April 17 (Bloomberg) -- Colombia’s peso rose to a two-week high after the International Monetary Fund increased its forecast for global economic growth, spurring demand for higher-yielding assets.
The peso climbed 0.4 percent to 1,770 per U.S. dollar, from 1,776.20 yesterday. Earlier it touched 1,765.80, the strongest level since April 3. The currency has rallied 9.5 percent this year, the best performance among all currencies tracked by Bloomberg.
“The market is less adverse to risk today,” said Camilo Contreras, an analyst at Ultrabursatiles SA brokerage in Bogota. “Foreign investment into Colombia is growing at a tremendous speed.”
Foreign direct investment jumped 30 percent to $4.21 billion in the first three months of 2012 from a year earlier, with 72 percent going into oil and mining, according to trade-balance figures from the central bank.
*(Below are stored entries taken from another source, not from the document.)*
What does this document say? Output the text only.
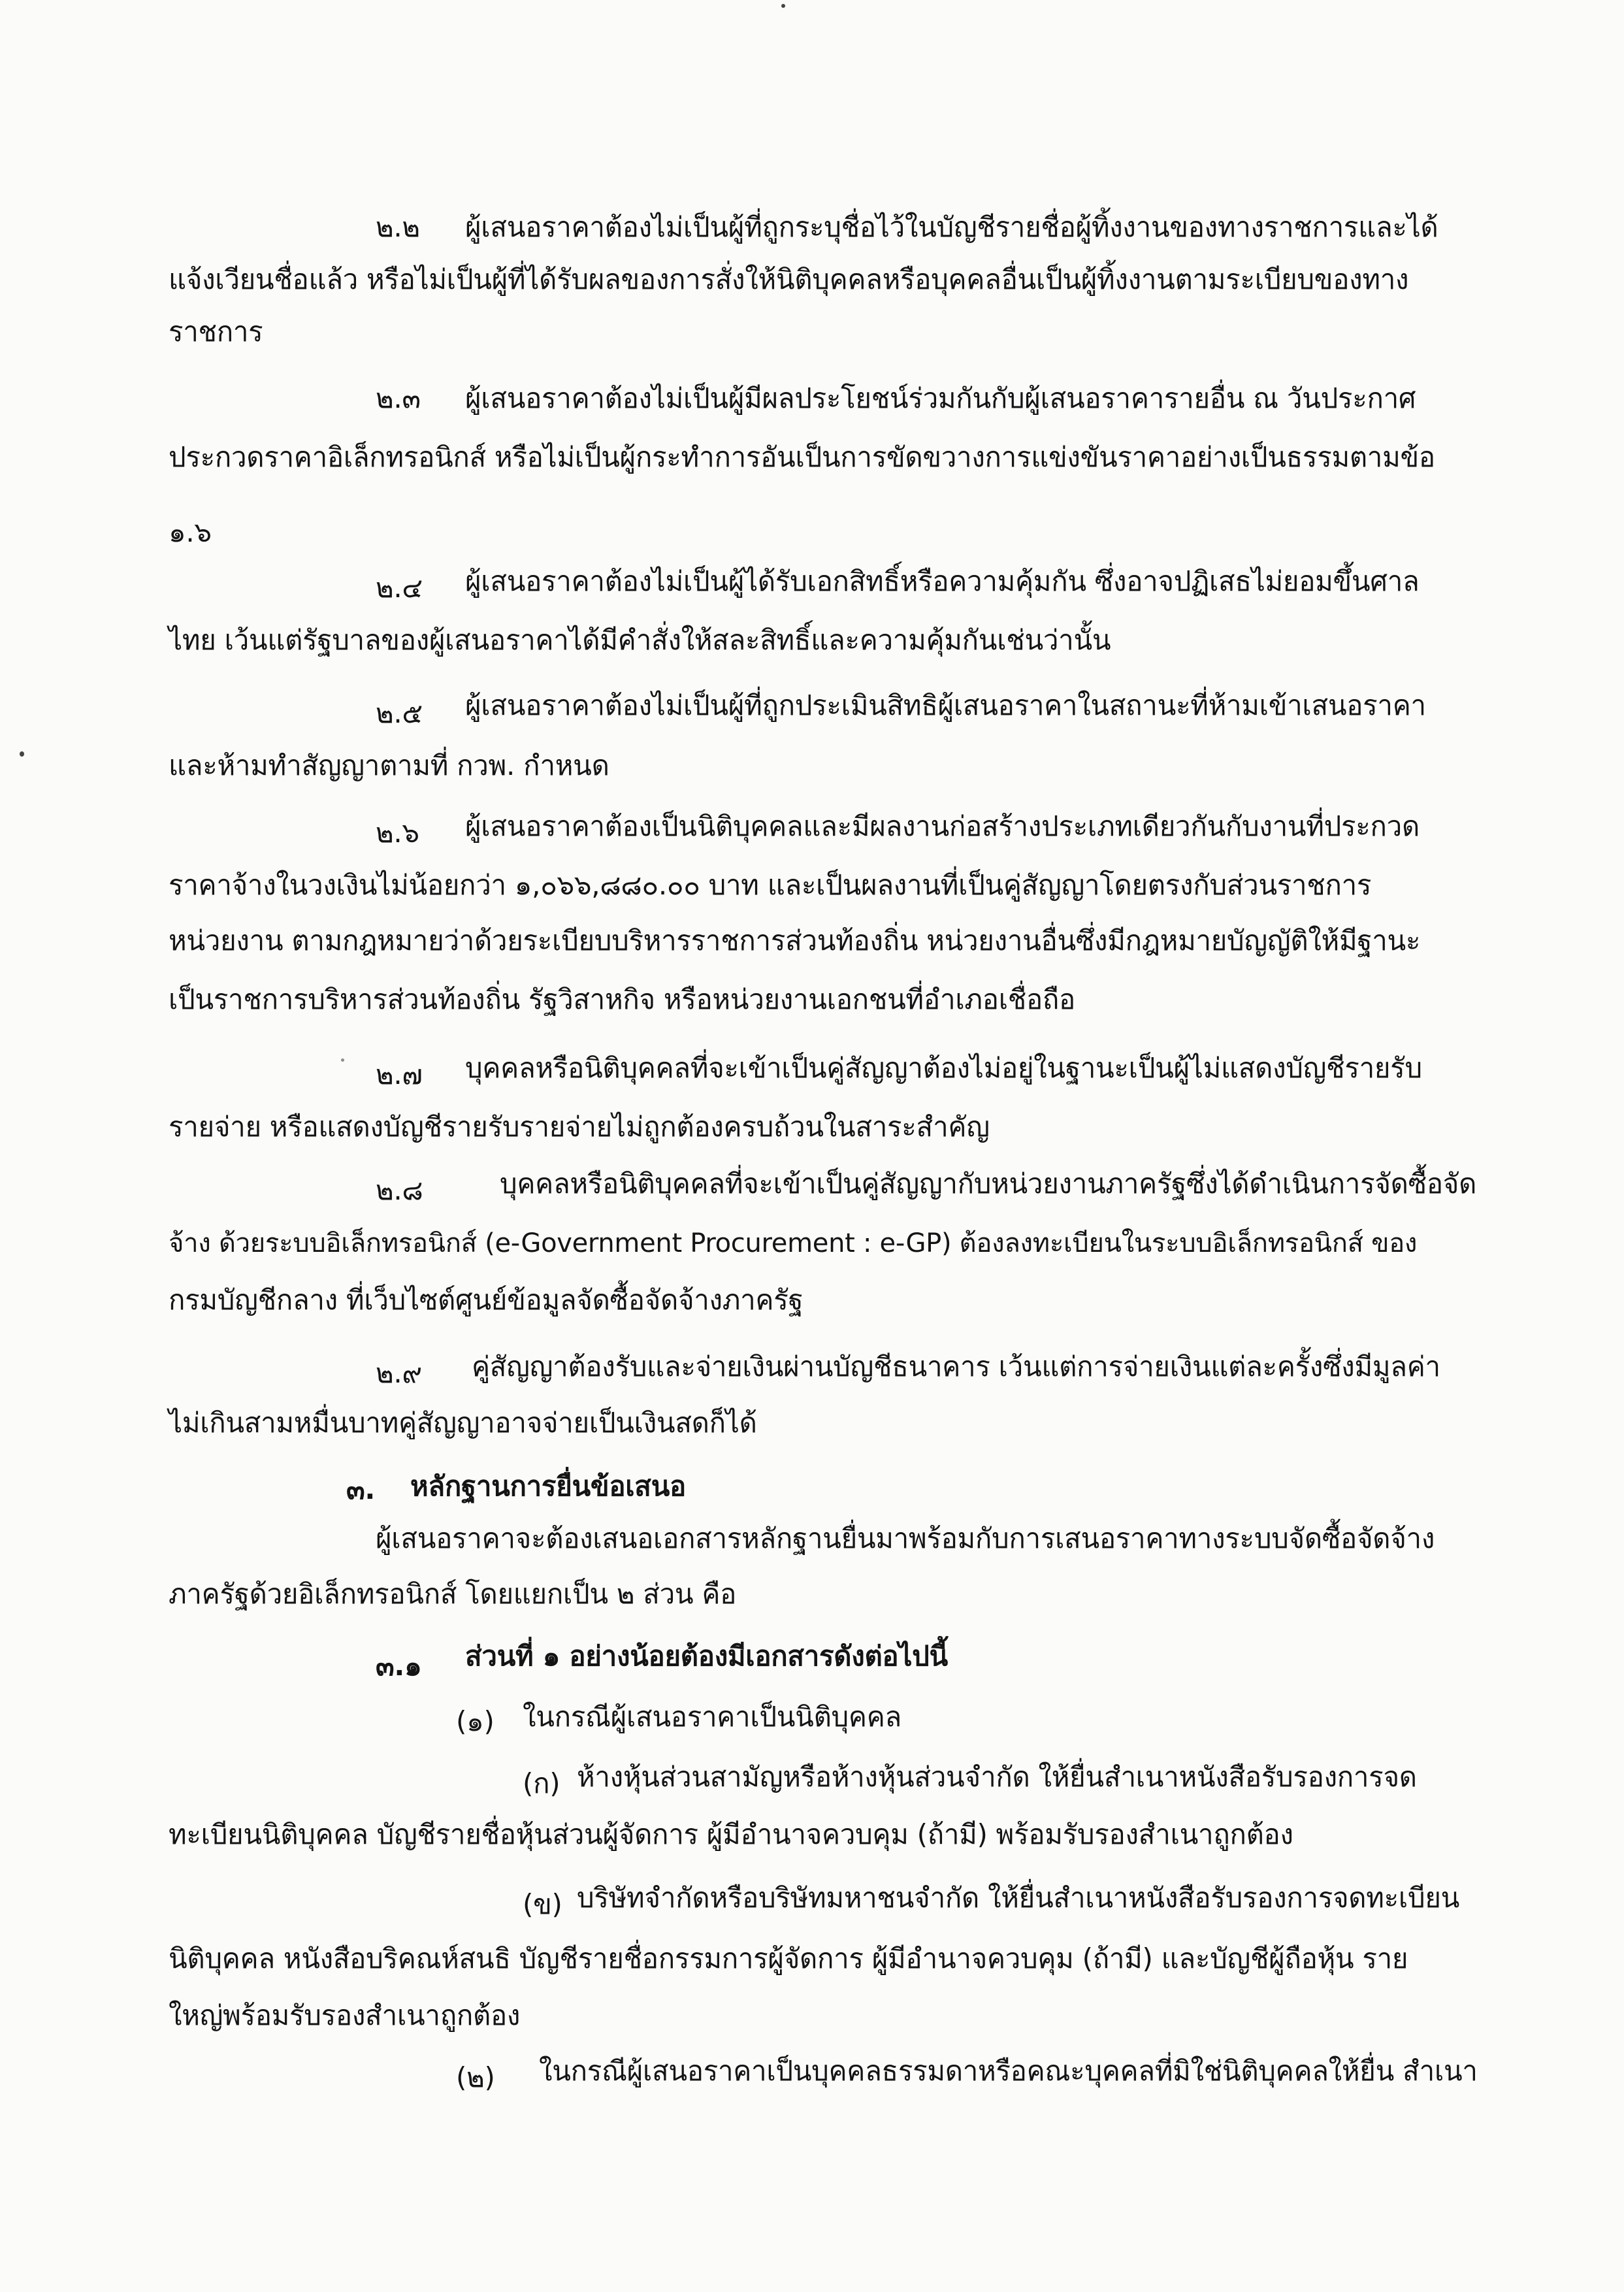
๒.๒ ผู้เสนอราคาต้องไม่เป็นผู้ที่ถูกระบุชื่อไว้ในบัญชีรายชื่อผู้ทิ้งงานของทางราชการและได้
แจ้งเวียนชื่อแล้ว หรือไม่เป็นผู้ที่ได้รับผลของการสั่งให้นิติบุคคลหรือบุคคลอื่นเป็นผู้ทิ้งงานตามระเบียบของทาง
ราชการ
๒.๓ ผู้เสนอราคาต้องไม่เป็นผู้มีผลประโยชน์ร่วมกันกับผู้เสนอราคารายอื่น ณ วันประกาศ
ประกวดราคาอิเล็กทรอนิกส์ หรือไม่เป็นผู้กระทำการอันเป็นการขัดขวางการแข่งขันราคาอย่างเป็นธรรมตามข้อ
๑.๖
๒.๔ ผู้เสนอราคาต้องไม่เป็นผู้ได้รับเอกสิทธิ์หรือความคุ้มกัน ซึ่งอาจปฏิเสธไม่ยอมขึ้นศาล
ไทย เว้นแต่รัฐบาลของผู้เสนอราคาได้มีคำสั่งให้สละสิทธิ์และความคุ้มกันเช่นว่านั้น
๒.๕ ผู้เสนอราคาต้องไม่เป็นผู้ที่ถูกประเมินสิทธิผู้เสนอราคาในสถานะที่ห้ามเข้าเสนอราคา
และห้ามทำสัญญาตามที่ กวพ. กำหนด
๒.๖ ผู้เสนอราคาต้องเป็นนิติบุคคลและมีผลงานก่อสร้างประเภทเดียวกันกับงานที่ประกวด
ราคาจ้างในวงเงินไม่น้อยกว่า ๑,๐๖๖,๘๘๐.๐๐ บาท และเป็นผลงานที่เป็นคู่สัญญาโดยตรงกับส่วนราชการ
หน่วยงาน ตามกฎหมายว่าด้วยระเบียบบริหารราชการส่วนท้องถิ่น หน่วยงานอื่นซึ่งมีกฎหมายบัญญัติให้มีฐานะ
เป็นราชการบริหารส่วนท้องถิ่น รัฐวิสาหกิจ หรือหน่วยงานเอกชนที่อำเภอเชื่อถือ
๒.๗ บุคคลหรือนิติบุคคลที่จะเข้าเป็นคู่สัญญาต้องไม่อยู่ในฐานะเป็นผู้ไม่แสดงบัญชีรายรับ
รายจ่าย หรือแสดงบัญชีรายรับรายจ่ายไม่ถูกต้องครบถ้วนในสาระสำคัญ
๒.๘	บุคคลหรือนิติบุคคลที่จะเข้าเป็นคู่สัญญากับหน่วยงานภาครัฐซึ่งได้ดำเนินการจัดซื้อจัด
จ้าง ด้วยระบบอิเล็กทรอนิกส์ (e-Government Procurement : e-GP) ต้องลงทะเบียนในระบบอิเล็กทรอนิกส์ ของ
กรมบัญชีกลาง ที่เว็บไซต์ศูนย์ข้อมูลจัดซื้อจัดจ้างภาครัฐ
๒.๙ คู่สัญญาต้องรับและจ่ายเงินผ่านบัญชีธนาคาร เว้นแต่การจ่ายเงินแต่ละครั้งซึ่งมีมูลค่า
ไม่เกินสามหมื่นบาทคู่สัญญาอาจจ่ายเป็นเงินสดก็ได้
๓. หลักฐานการยื่นข้อเสนอ
ผู้เสนอราคาจะต้องเสนอเอกสารหลักฐานยื่นมาพร้อมกับการเสนอราคาทางระบบจัดซื้อจัดจ้าง
ภาครัฐด้วยอิเล็กทรอนิกส์ โดยแยกเป็น ๒ ส่วน คือ
๓.๑ ส่วนที่ ๑ อย่างน้อยต้องมีเอกสารดังต่อไปนี้
(๑) ในกรณีผู้เสนอราคาเป็นนิติบุคคล
(ก) ห้างหุ้นส่วนสามัญหรือห้างหุ้นส่วนจำกัด ให้ยื่นสำเนาหนังสือรับรองการจด
ทะเบียนนิติบุคคล บัญชีรายชื่อหุ้นส่วนผู้จัดการ ผู้มีอำนาจควบคุม (ถ้ามี) พร้อมรับรองสำเนาถูกต้อง
(ข) บริษัทจำกัดหรือบริษัทมหาชนจำกัด ให้ยื่นสำเนาหนังสือรับรองการจดทะเบียน
นิติบุคคล หนังสือบริคณห์สนธิ บัญชีรายชื่อกรรมการผู้จัดการ ผู้มีอำนาจควบคุม (ถ้ามี) และบัญชีผู้ถือหุ้น ราย
ใหญ่พร้อมรับรองสำเนาถูกต้อง
(๒) ในกรณีผู้เสนอราคาเป็นบุคคลธรรมดาหรือคณะบุคคลที่มิใช่นิติบุคคลให้ยื่น สำเนา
Foreign investment into stocks and bonds jumped 15 percent to $953 million in the same period from a year ago.
Yields on benchmark government bonds rose today from the lowest level since they were issued more than three years ago.
The yield on Colombia’s 10 percent peso-denominated debt due in July 2024 rose three basis points, or 0.03 percentage point, to 7.11 percent, according to the central bank. It closed yesterday and April 13 at 7.08 percent, the lowest level since the securities were issued in March 2009.
Global stocks rose today after the IMF raised its forecast for global growth in 2012 to 3.5 percent from 3.3 percent and after Spain sold more bills than targeted, easing concern Europe’s sovereign-debt crisis is getting worse.